Home / Wolff: Red Bull’s ‘loud protests’ over power unit comments ‘weird’

Mercedes boss Toto Wolff says he’s surprised by Red Bull’s strong response to his recent comments on the team’s Honda power unit.

The Japanese manufacturer supplied new power units to Red Bull and AlphaTauri last week in France and the change coincided with a boost in straight-line speed of the former’s RB16B.

After Max Verstappen’s win on Sunday, Lewis Hamilton suggested that Red Bull had used a new and improved engine, a comment echoed by Wolff who said that Mercedes’ rival had made “a huge step forward with their power unit”.

Red Bull team boss Christian Horner said he was baffled by the suggestions, reminding Mercedes that all engines were homologated once and for all at the start of the season and that upgrades are not allowed.

    Read also: Horner astounded by Wolff’s Honda engine claim

Wolff clarified his comment, while Red Bull pointed to the RB16B’s rear wing as the source of the car’s strong straight-line speed.

After snatching pole on Saturday at the Red Bull Ring, Verstappen was asked about the performance of Honda’s engine at higher altitudes.

The Dutchman responded tongue-in-cheek by saying that he would supply a “print out” to the media to prove that the bulls straight-line speed gains are due to the RB16B’s rear wing set-up rather than its power unit.

But Wolff wondered why Red Bull felt the need to repeatedly protest his benign comments from last week and keep the topic on the table.
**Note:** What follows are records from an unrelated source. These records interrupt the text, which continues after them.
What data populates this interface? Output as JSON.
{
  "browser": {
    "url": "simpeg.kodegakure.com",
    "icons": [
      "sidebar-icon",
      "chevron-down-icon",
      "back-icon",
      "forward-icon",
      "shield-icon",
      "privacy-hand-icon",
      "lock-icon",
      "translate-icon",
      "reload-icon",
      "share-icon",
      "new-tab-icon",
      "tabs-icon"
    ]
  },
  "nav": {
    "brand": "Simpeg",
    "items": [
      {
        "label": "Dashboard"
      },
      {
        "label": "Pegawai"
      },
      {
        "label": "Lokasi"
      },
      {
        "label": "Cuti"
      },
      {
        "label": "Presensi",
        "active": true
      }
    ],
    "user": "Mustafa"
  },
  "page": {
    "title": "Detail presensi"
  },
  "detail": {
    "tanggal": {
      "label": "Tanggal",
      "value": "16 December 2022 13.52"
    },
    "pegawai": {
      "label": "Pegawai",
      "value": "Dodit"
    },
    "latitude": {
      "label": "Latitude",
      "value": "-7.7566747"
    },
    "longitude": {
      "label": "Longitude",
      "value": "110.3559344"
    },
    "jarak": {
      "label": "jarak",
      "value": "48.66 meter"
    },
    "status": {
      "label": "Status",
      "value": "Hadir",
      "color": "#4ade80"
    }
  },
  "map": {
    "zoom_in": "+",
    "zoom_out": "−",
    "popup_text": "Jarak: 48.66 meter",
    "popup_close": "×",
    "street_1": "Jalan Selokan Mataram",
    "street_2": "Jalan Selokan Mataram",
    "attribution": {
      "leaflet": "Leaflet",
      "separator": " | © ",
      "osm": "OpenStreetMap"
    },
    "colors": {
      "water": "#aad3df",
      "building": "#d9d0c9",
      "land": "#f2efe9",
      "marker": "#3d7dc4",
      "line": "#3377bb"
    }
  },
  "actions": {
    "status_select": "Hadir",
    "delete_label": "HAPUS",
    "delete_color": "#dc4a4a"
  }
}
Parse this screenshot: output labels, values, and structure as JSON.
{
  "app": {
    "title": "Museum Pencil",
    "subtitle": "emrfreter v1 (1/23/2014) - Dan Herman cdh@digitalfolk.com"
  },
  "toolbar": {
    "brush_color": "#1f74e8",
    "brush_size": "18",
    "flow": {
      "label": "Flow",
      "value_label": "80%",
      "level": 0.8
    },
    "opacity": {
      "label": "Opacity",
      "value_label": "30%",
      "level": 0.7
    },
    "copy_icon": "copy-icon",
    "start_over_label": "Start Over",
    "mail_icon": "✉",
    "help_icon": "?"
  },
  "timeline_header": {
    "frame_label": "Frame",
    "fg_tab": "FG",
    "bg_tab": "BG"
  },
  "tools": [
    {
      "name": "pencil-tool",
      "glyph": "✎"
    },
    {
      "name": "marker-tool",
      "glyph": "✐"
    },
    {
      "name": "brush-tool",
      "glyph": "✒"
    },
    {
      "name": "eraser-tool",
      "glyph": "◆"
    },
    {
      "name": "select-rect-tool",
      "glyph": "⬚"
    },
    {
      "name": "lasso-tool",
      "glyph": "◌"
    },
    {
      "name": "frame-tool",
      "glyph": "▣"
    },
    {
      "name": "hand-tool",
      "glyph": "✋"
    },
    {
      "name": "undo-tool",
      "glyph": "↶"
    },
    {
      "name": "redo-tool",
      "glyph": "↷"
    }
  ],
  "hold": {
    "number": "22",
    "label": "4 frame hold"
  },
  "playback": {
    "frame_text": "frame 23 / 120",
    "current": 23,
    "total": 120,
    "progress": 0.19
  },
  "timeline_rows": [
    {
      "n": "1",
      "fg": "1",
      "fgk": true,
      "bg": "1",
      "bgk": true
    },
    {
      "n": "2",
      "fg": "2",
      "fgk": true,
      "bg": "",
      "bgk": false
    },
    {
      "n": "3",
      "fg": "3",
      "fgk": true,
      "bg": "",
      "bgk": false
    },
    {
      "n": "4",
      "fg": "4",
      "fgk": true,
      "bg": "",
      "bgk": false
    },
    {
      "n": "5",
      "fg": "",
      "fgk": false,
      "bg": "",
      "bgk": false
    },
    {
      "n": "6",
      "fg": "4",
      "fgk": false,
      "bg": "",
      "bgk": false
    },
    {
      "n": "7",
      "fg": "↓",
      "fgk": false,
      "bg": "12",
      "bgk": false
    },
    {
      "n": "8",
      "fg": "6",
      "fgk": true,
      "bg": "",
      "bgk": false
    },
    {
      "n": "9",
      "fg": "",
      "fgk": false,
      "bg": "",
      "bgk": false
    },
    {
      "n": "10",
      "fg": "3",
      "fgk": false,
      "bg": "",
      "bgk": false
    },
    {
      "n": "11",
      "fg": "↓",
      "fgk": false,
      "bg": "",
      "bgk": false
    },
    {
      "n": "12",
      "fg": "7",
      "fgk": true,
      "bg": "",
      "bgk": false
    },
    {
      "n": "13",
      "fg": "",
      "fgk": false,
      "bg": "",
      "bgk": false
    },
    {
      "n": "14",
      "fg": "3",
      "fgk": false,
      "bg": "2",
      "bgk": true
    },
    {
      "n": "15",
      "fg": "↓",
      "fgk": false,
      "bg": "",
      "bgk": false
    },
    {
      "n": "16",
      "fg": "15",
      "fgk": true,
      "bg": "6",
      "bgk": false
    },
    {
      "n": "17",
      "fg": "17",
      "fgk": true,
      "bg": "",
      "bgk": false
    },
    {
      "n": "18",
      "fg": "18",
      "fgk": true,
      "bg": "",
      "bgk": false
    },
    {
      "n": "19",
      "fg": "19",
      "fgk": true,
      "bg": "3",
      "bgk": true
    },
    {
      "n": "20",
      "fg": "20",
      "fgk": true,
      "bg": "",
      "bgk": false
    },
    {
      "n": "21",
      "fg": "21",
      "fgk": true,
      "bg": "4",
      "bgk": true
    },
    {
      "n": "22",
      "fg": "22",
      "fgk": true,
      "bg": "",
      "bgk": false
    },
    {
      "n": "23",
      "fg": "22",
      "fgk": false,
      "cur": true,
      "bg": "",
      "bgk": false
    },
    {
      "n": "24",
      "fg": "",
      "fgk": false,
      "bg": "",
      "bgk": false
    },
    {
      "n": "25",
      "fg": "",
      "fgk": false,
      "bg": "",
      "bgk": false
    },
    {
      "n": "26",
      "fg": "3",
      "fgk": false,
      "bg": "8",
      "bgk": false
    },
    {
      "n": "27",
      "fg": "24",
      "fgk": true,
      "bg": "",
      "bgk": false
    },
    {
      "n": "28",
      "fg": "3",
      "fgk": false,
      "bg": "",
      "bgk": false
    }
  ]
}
“I wonder why that is such a topic, when we all know that the power units need to be homologated,” Wolff said.

“I’m really surprised that the Red Bull guys keep protesting so loudly on the power unit story. So that is a bit weird.

“The rules are very clear. It’s homologated, you can come up with reliability fixes, and that’s it.

“Obviously there are certain things you can clean up, but you have your tokens and you need to use them, and that’s it.

“So there shouldn’t be any power advantage as such.”

Wolff followed up by saying that a strong engine wasn’t the only factor behind Red Bull’s current superiority over Mercedes.

“It’s always the interaction between a strong power unit, lots of downforce and making the tyres work,” he said. “And I think they are just doing a very good job.

“We’ve already seen it in Ricard where they were able to run a smaller wing whilst not losing a lot through the twisty bit. So overall just a very strong package.”